7 years ago when I started with Scrum…
Sharing the craziest Scrum experiences I have witnessed
Once upon a time, I worked at a software company building products for oil rigs. One of the freelance developers working there, Ibrahim ben Salah, introduced Scrum to the organisation. This was my first encounter with Scrum too.
What’s interesting, when I look back, I feel kinda embarrassed by all the weird Scrum interpretations I’ve witnessed over the years at different companies.
Here are some of the crazy things I have witnessed on the Scrum Teams I worked with.
General
We used the Spotify model, even though nobody knew why, nor did anybody understand Scrum, Agile or Kanban. But the Spotify model was great, just look at the awesome explainer video on YouTube!
We had a bug month, during which we were only allowed to fill our Sprints with bugs. The bug month was extended with another month because we had too many bugs. We did not address the root cause of all those issues, so the actual problems were swept under the rug.
A deadline for a new product that was decided by the C-level, even though nobody knew what the product should do, the market it would serve, nor the underlying technology we would use to build it. Regardless this uncertainty, it was communicated with absolute certainty when our new product would be live, together with the scope. Needless to say, we never met that deadline and nobody felt particularly compelled to meet it.
We hired an extra development team to speed up the delivery of a new project. All the communication and coordination of the new team cost our existing development team so much time, that basically we were paying three times as much to go at the same pace as before.
Sprint
Teams were expected to increase their velocity, as otherwise why would we pay extra for hiring a Scrum Master? We needed to make sure the Scrum Masters were worth their money.
Once the Sprint started, it was locked tighter that Fort Knox. No changes were allowed during the Sprint, at all. The Sprint was our precious temple which nobody was allowed to touch but us.
Developers did not like testing, and I was a QA, so at the end of the Sprint I would always work like crazy to make sure we would still be able to complete the Sprint. I would receive no help, in favor of developers coding even more functionality, even though we all know any speed improvement not made at the bottleneck is an illusion.
Nobody was allowed to talk to the team and all communication must go through the Scrum Master.
Only QA’s were allowed to test, even though it was the biggest bottle-neck in our development process.
Sprint Planning
We sat in Sprint Planning for 3–4 hours for a two week Sprint. We broke down all the work in sub-tasks and estimated them in hours. We felt we were doing a great job, but in retrospect I now think: what a giant waste of time!
We didn’t use Sprint Goals, the Sprint Backlog was the goal. Needless to say, most of our Sprints failed.
Refinement
Story Points were introduced to the Scrum Team as a measure of value. We never Story Pointed bugs as they did not represent value. I didn’t understand the reasoning at the time, but we had an Agile Coach who ruled all Scrum Teams with an iron fist. We just followed her blindly.
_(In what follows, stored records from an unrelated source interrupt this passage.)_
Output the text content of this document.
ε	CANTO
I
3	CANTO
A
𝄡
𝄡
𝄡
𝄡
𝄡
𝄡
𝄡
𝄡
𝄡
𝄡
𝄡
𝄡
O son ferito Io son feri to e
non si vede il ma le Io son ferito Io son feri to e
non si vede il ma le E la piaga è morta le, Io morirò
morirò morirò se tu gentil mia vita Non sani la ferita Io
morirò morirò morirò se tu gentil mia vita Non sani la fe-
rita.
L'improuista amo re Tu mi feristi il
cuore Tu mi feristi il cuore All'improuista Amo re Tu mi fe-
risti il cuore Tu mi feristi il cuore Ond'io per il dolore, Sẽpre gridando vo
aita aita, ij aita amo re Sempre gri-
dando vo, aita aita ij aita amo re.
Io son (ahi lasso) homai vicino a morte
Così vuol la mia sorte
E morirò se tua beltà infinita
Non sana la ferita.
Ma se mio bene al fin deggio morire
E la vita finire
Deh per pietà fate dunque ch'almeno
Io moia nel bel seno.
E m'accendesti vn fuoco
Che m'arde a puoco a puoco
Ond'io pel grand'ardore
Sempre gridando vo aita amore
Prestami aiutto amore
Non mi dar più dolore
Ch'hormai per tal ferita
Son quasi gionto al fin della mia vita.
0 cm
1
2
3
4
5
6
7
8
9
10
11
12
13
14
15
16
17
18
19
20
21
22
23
All Backlog Items discussed during refinement were treated as a contract. We’d only give them an estimate if every single detail was spot-on. It took many weeks to refine a single issue.
Everything we did was a User Story, even if it made no sense to use a User Story.
We had a Definition of Ready that was more complicated than our Definition of Done. Our Product Owner would already start sweating before refinement started. It was considered a sport to poke holes and figuring out missed details in presented issues.
Development Teams that spent 50% of their times on Spikes, because their Product Owner didn’t have enough time to explain everything to them.
Daily Scrum
During the Daily Scrum a lot of people participated who were not part of the Development Team. The event became a big mess, instead these powerful stakeholders could have just been listening in, or not attend at all.
Daily Scrum was a status report and nobody talked about the Sprint Goal. The three questions, minus the Sprint Goal, were key. Kinda missing the whole point of the event.
Sprint Review
The main purpose of the Sprint Review was to demo features and get people excited about all the stuff we had delivered, except most of the features weren’t even done and just running on a development environment. Anything to keep up the appearance that we were moving fast. In the short-run, it relieved some pressure. In the long-run, the expectations and pressure was increased massively.
Sprint Review was regularly moved because certain VIPs were not able to attend. Having a Sprint Review for the previous Sprint while your next one has already started doesn’t make a lot of sense.
Scrum Roles
Product Owners who needed to be on call to help troubleshoot technical issues, because the company didn’t trust their developers to be responsible enough to handle fixing and communicating the resolution of issues on their own. The job of the Product Owner was literally to pick up the phone, wake up a Developer, stay awake, and then check if the issue had been resolved.
The Product Owner role was split between a Product Manager and a Product Owner. Both roles did not think the split of responsibilities worked and the plug was pulled after having a retrospective with the whole Product team.
The Product Owner held the role of Scrum Master as well. Like the Product Owner role wasn’t complicated and overwhelming enough. The Scrum Master role was seen as overhead and we want our developers to focus on coding.
These are some of the craziest things I have encountered. How long have you been doing Scrum and what are the craziest things you’ve witnessed? Please share your wild stories!